Binance Labs’ boss Ella Zhang speaking about his company’s move to invest in Koi pointed out the similarity in their visions stating that, “Koi Trading’s mission is to bridge fiat and cryptocurrencies in a compliant manner. This aligns with our broader vision at Binance to build the infrastructure which provides the freedom of value exchange globally. It is worth noting that Chinese cryptocurrency traders have always relied on OTCs to settle their cryptocurrency payments especially with the current ban on cryptos and ICOs in the country. Traders reportedly coordinate using China’s largest social media platform WeChat.
However, with limited OTC operators, Chinese users risk settling their payments with not-so-popular platforms. The partnership between binance and the US-based Koi will help solve this challenge. Users will now have access to a notable platform they can trust backed by an even larger native exchange operator.
“With Koi’s robust AML program, extensive banking relations in the US, investment from Binance Labs, and strong trust amongst counterparties in the Greater China, we aim to be the market nexus that reduces trust and information asymmetry and improves cryptocurrency OTC deal close rate,” Hao Chei, Koi’s CEO and founder.
OTC transactions are gaining prevalence over exchange trading especially with the rising cases of high profile hackings. According to Reuters, OTC cryptocurrency trading is booming.
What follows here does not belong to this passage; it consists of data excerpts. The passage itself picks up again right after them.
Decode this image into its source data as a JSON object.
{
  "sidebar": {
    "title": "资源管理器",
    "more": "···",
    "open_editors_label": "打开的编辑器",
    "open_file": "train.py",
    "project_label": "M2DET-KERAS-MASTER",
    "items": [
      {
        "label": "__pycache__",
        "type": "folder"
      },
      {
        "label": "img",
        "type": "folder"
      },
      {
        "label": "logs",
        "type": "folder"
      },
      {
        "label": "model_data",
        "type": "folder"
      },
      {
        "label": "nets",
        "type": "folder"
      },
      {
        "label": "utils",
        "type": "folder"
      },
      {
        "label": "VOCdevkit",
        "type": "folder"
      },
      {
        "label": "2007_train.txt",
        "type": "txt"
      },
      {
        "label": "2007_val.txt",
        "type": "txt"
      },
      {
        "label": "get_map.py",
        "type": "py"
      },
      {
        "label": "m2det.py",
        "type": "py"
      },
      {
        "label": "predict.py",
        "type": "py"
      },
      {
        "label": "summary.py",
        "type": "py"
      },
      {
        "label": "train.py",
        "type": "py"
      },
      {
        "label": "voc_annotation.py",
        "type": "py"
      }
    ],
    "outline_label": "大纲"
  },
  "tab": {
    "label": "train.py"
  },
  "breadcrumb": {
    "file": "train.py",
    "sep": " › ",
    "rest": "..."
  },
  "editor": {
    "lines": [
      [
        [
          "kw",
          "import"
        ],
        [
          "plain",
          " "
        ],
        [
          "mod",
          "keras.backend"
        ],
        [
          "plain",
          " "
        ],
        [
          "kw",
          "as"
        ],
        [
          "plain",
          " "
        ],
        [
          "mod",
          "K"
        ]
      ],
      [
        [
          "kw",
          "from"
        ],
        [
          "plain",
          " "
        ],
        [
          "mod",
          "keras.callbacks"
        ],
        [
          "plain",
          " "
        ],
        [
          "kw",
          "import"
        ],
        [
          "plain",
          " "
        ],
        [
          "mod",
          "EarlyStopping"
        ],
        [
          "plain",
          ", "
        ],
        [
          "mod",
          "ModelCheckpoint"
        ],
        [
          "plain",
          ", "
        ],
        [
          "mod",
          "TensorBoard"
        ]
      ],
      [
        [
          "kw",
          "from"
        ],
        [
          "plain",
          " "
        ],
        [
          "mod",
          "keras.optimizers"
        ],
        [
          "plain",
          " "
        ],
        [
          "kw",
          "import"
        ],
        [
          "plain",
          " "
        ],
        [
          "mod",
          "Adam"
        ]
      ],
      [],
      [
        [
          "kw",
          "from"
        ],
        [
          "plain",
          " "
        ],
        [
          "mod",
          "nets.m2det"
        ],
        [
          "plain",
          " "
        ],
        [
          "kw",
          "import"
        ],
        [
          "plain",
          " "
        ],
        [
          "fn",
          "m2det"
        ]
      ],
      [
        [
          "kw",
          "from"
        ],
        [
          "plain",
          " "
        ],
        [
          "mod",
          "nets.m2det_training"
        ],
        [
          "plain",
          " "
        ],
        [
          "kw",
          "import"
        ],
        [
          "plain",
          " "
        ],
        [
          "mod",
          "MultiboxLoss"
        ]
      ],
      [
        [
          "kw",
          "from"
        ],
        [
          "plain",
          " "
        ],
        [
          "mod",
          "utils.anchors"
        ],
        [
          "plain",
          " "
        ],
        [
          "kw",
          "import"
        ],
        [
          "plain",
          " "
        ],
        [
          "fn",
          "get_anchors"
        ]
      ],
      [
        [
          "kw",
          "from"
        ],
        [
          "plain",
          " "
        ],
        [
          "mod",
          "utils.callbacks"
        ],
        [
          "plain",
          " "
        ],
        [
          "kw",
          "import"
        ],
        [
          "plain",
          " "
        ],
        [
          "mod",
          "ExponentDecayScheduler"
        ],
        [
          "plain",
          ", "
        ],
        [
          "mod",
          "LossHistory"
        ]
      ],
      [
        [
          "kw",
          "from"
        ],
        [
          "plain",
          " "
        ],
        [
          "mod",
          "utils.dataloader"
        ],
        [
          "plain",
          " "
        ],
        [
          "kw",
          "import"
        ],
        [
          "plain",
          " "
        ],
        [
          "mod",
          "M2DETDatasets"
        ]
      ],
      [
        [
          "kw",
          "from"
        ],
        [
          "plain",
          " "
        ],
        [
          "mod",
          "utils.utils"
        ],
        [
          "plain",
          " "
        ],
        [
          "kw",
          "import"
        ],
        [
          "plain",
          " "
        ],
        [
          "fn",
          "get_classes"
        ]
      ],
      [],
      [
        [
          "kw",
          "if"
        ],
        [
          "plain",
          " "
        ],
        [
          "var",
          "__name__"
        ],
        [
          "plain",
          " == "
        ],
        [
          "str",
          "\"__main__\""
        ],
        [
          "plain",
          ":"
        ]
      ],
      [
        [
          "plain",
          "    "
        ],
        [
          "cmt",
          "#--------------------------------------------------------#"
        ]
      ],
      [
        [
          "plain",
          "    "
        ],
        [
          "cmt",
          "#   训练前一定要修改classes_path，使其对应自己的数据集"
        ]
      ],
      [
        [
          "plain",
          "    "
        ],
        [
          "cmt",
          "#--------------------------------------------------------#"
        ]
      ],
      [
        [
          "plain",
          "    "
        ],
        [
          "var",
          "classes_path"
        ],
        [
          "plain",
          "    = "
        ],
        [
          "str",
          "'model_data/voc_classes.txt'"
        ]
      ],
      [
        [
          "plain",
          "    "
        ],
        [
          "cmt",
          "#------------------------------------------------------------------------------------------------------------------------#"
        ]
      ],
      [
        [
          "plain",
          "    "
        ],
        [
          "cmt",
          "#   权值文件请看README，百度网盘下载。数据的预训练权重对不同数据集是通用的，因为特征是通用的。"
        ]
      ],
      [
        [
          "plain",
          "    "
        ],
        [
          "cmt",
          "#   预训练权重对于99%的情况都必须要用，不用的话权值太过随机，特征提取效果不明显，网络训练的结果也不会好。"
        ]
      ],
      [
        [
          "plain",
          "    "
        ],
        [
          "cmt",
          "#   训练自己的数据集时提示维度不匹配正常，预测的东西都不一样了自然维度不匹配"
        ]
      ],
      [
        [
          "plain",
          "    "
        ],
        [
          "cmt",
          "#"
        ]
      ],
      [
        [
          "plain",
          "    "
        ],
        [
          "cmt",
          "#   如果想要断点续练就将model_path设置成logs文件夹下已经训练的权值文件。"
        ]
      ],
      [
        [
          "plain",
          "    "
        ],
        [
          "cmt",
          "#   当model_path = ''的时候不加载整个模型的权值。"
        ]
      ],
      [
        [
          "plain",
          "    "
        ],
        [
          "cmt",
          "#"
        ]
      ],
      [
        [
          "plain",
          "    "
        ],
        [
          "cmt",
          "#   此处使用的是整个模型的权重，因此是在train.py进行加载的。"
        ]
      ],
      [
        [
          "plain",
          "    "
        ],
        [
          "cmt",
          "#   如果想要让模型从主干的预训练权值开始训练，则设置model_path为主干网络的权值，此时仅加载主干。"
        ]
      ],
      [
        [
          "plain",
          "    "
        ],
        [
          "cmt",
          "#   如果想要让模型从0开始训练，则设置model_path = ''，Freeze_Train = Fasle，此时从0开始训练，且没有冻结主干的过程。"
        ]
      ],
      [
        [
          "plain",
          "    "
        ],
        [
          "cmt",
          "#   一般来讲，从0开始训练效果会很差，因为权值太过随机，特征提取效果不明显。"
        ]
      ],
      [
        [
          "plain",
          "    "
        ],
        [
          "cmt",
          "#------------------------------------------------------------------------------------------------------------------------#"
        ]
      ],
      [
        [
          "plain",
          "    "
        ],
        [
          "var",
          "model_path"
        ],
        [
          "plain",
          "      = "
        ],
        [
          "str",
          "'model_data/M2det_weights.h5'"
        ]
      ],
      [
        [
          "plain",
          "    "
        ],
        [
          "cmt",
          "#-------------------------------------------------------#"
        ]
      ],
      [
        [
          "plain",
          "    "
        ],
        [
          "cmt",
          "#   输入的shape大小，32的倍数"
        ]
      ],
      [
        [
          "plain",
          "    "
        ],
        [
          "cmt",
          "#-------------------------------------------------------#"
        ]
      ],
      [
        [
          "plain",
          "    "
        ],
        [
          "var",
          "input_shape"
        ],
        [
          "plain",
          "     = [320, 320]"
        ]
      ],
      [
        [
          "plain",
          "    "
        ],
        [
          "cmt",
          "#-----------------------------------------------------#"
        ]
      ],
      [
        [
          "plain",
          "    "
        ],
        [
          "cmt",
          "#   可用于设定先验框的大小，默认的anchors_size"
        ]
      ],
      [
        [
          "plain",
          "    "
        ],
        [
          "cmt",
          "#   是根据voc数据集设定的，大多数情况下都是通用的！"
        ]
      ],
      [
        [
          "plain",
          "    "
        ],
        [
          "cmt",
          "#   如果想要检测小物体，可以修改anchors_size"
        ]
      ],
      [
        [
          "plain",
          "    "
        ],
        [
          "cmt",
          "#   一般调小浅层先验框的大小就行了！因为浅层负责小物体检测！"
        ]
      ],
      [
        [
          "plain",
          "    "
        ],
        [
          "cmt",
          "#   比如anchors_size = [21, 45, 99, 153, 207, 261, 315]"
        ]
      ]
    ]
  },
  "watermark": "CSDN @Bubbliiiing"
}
The space is attracting large trading firms, notable investors, crypto miners, and hedge funds. Speaking about crypto OTC demand, Kevin Zhou, founder of Galois Capita, noted that, “Generally, you would go trade through an OTC desk when you have a large block trade you want to do without moving the market too much or incurring too much slippage.”
One attribute of OTC trades is that they are silent. Transactions are not reported publicly like in the case of conventional exchange trades. The trades are subject to independent auditing the reason not much data is available about them. However, individual operators confess to facilitating up to a tune of $100 million daily trades in digital assets.
OTC trades tend to spike particularly when conventional crypto exchanges succumb to hacking. Dealers in OTC trading wire clients’ settlement money to their respective bank accounts and cryptos transferred to digital wallets.
In as much as OTC trading sounds efficient, the whole thing has some inherent risks. First, establishing the ideal price for assets is a little tricky. Also clients are entirely dependent on operators to conduct due diligence on all parties involved in the trade to stamp out money launders. Lastly, payment settlement in OTC trading is risky as well.